For marketers and brand builders, this shift isn’t theoretical. Voice tech is rapidly moving into user-facing experiences — from virtual assistants and smart glasses to in-app avatars and interactive ads. The question isn’t if voice will matter, but how fast it will change marketing playbooks.
This article explores how voice is becoming the next major interface for AI, why ElevenLabs is leaning in, and what this shift means for marketers working across emerging formats, hardware, and brand experiences.
Short on time?
Here’s a table of contents for quick access:
- Why ElevenLabs is betting on voice-first AI
- How AI voice models are becoming more agentic
- What marketers should know about voice-based AI

Why ElevenLabs is betting on voice-first AI
ElevenLabs, known for high-quality voice synthesis, raised US$500 million this week at an US$11 billion valuation. The company argues that voice will become the dominant interface for AI as systems grow more contextual, hands-free, and embedded in daily environments.
Speaking to TechCrunch at Web Summit, Staniszewski emphasized that voice tech has surpassed basic speech mimicry. It now integrates with language models to deliver emotionally aware, reasoning-capable interactions. “Hopefully all our phones will go back in our pockets,” he said, envisioning a world where voice commands ambient computing through wearables and virtual environments.
Meta is already a partner, embedding ElevenLabs into Horizon Worlds and Instagram. Staniszewski also expressed interest in collaborations for Meta’s Ray-Ban smart glasses — a key entry point for voice-native experiences in hardware.
How AI voice models are becoming more agentic
The industry is moving from prompt-based models to agentic AI — systems that persistently remember, reason, and respond with less hand-holding. That shift changes what users expect from AI interactions.

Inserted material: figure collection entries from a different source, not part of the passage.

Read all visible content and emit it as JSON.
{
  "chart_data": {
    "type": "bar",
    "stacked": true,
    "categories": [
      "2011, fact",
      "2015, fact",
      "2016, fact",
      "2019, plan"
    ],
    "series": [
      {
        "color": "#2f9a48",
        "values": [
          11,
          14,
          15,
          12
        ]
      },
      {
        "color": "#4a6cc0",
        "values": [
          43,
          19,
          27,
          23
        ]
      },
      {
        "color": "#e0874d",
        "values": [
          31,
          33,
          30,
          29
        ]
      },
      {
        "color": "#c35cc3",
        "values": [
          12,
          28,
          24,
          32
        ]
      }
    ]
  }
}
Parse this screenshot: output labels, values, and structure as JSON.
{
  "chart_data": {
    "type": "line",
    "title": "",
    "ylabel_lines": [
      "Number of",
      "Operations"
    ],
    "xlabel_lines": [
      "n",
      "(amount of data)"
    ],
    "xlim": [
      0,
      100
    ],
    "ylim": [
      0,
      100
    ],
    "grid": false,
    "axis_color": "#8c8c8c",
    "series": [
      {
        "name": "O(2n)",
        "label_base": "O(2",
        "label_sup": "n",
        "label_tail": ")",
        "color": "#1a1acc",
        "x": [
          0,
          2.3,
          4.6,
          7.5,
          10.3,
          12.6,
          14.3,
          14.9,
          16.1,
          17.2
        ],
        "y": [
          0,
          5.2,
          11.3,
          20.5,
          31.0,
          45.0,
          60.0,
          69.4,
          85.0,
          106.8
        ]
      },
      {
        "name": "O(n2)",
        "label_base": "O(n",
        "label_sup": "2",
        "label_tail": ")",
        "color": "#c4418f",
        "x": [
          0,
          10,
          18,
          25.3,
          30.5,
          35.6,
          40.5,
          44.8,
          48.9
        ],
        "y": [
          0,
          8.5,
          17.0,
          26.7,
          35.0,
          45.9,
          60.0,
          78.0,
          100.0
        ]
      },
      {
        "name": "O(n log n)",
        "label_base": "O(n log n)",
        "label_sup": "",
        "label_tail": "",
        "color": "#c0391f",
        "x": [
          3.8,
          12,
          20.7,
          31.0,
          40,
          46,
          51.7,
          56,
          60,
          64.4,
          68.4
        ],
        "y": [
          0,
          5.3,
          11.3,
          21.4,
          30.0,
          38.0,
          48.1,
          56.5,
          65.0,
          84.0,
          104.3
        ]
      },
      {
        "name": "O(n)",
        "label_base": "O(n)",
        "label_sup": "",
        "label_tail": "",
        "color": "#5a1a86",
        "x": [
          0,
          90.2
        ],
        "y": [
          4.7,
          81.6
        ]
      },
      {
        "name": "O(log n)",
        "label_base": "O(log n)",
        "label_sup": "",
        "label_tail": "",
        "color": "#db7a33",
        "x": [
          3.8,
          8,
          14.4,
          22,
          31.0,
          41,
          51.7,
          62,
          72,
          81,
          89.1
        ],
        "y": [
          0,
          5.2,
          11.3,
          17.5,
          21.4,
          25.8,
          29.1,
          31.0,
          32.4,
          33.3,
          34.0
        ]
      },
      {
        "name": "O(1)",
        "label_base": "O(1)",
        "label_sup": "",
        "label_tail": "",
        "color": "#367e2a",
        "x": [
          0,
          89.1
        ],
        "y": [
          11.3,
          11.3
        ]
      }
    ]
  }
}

As Iconiq Capital partner Seth Pierrepont noted during the summit, traditional inputs like keyboards are starting to feel outdated. Voice enables more natural exchanges, especially when paired with models that manage integrations, memory, and proactive behavior.
For ElevenLabs, this evolution demands a hybrid architecture. Instead of relying solely on cloud infrastructure, the company is building voice systems that also process data locally on devices. This is essential for wearables and always-on audio environments, where latency, battery, and privacy are top concerns.
This model positions voice not as an occasional interface, but a persistent one — operating in the background and adapting to user context over time.
What marketers should know about voice-based AI
The rise of voice AI has big implications for how marketers build campaigns, design customer journeys, and engage audiences. Here’s what to watch:
- Voice UX is the new frontier
Whether it’s smart glasses, virtual worlds, or car interfaces, voice will increasingly become the input layer. Marketers must rethink creative formats, pacing, and tone to match conversational contexts.
- Persistent agents mean longer relationships
Voice-driven agents that remember user history create the opportunity for brands to deliver continuity and personalization across time, not just channels.
- Voice will impact privacy strategies
As voice becomes always-on and embedded in hardware, it will raise fresh questions around consent, data retention, and passive listening. Marketing teams should get ahead of regulatory shifts and consumer sentiment.
- New placements and touchpoints will emerge
Platforms like Horizon Worlds, voice search, and smart assistants will open new surfaces for branded experiences — but they’ll require custom creative and voice-centric strategy.
The takeaway: Voice isn’t just another format. It’s a fundamental shift in how users access and interact with digital ecosystems. Early adopters who learn to design for voice-first AI will have an edge.